I was born in Tucson Arizona in 1982. That would make me 26 years old as of this writing. To sum up my life would be an impossible task. The condition of recollection is one of continual reassessment and defeat and a hellish sense of passing. I think to be able to recollect one's life and sum it up somehow is akin to the ability to stop thinking, a skill that many practices of meditation hold a central goal. But this is a skill that can be said to be mastered by very few people and I fear I am not one of them. To put it more bluntly I think the only one who can summarize a life is death. A certain amount of violence perhaps needs to be inflicted before the thing can be studied.
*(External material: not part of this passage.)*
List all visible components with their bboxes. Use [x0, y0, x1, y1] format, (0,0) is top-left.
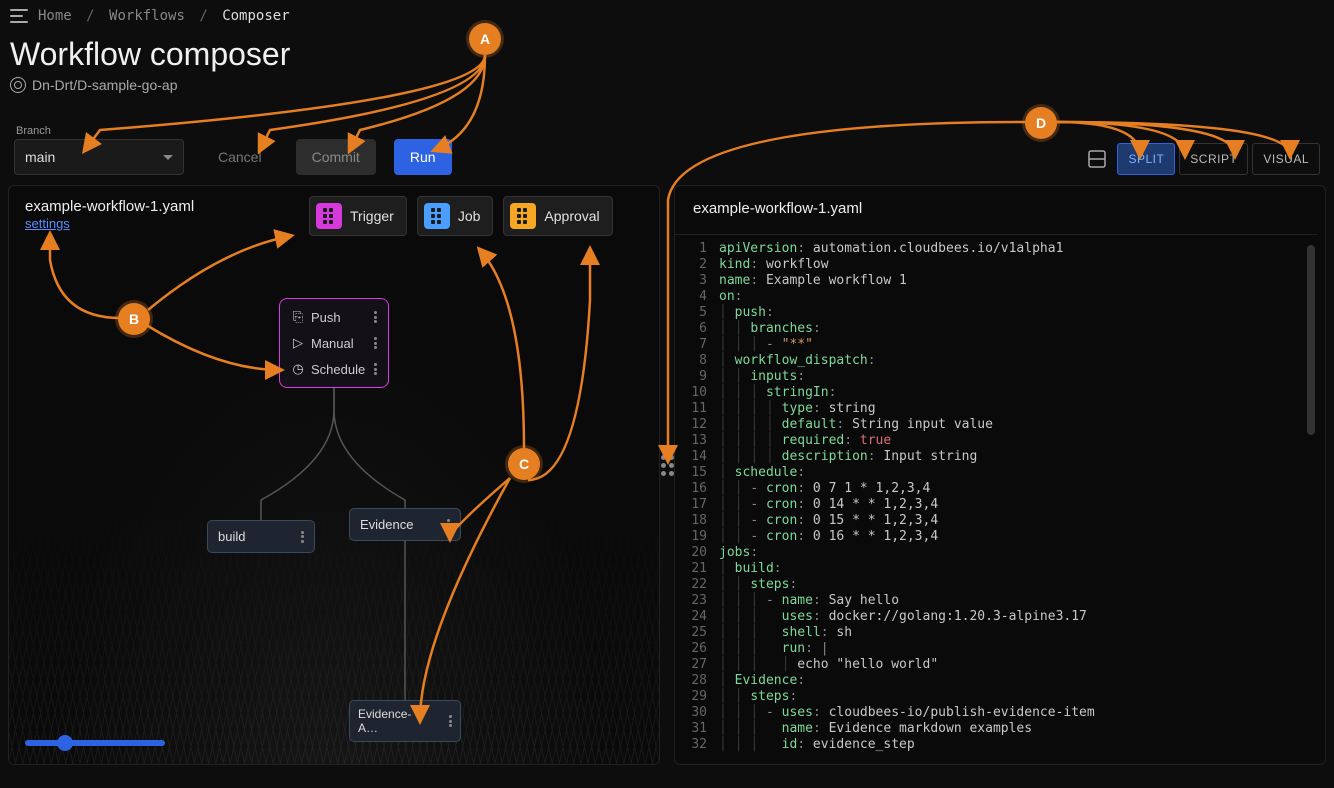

I was educated at CCNY in New York City, where I fell into studying literature which was mind expanding and indeed expanded my mind so much that eventually my mind burst and now I don't have what can properly be said to be a mind. I have a body. Certainly my body cannot be expanded to much at least not to the point of explosion without my demise. But the mind is a mere play upon the stage and it can be anything. And the body goes on more or less. How many times have you seen a performance that requires the destruction of the building I mean the theater it's in?
I also studied literature at Jesus College, the University of Oxford. They named the library after me there. Not much of a library (the media collection of the Jesus College graduates) but all library nevertheless. I myself started that library when I left him a bunch of DVDs when I left. They kept adding DVDs to the collection and soon it was a library that bears my name.
Now I am a mere creator, adrift in the wide world of human activity. I would like to call myself an artist and philosopher but such words have nowadays taken on the kind of candy dimestore meaning will become a kind of kitsch. You realize after a while that there's really nothing to say.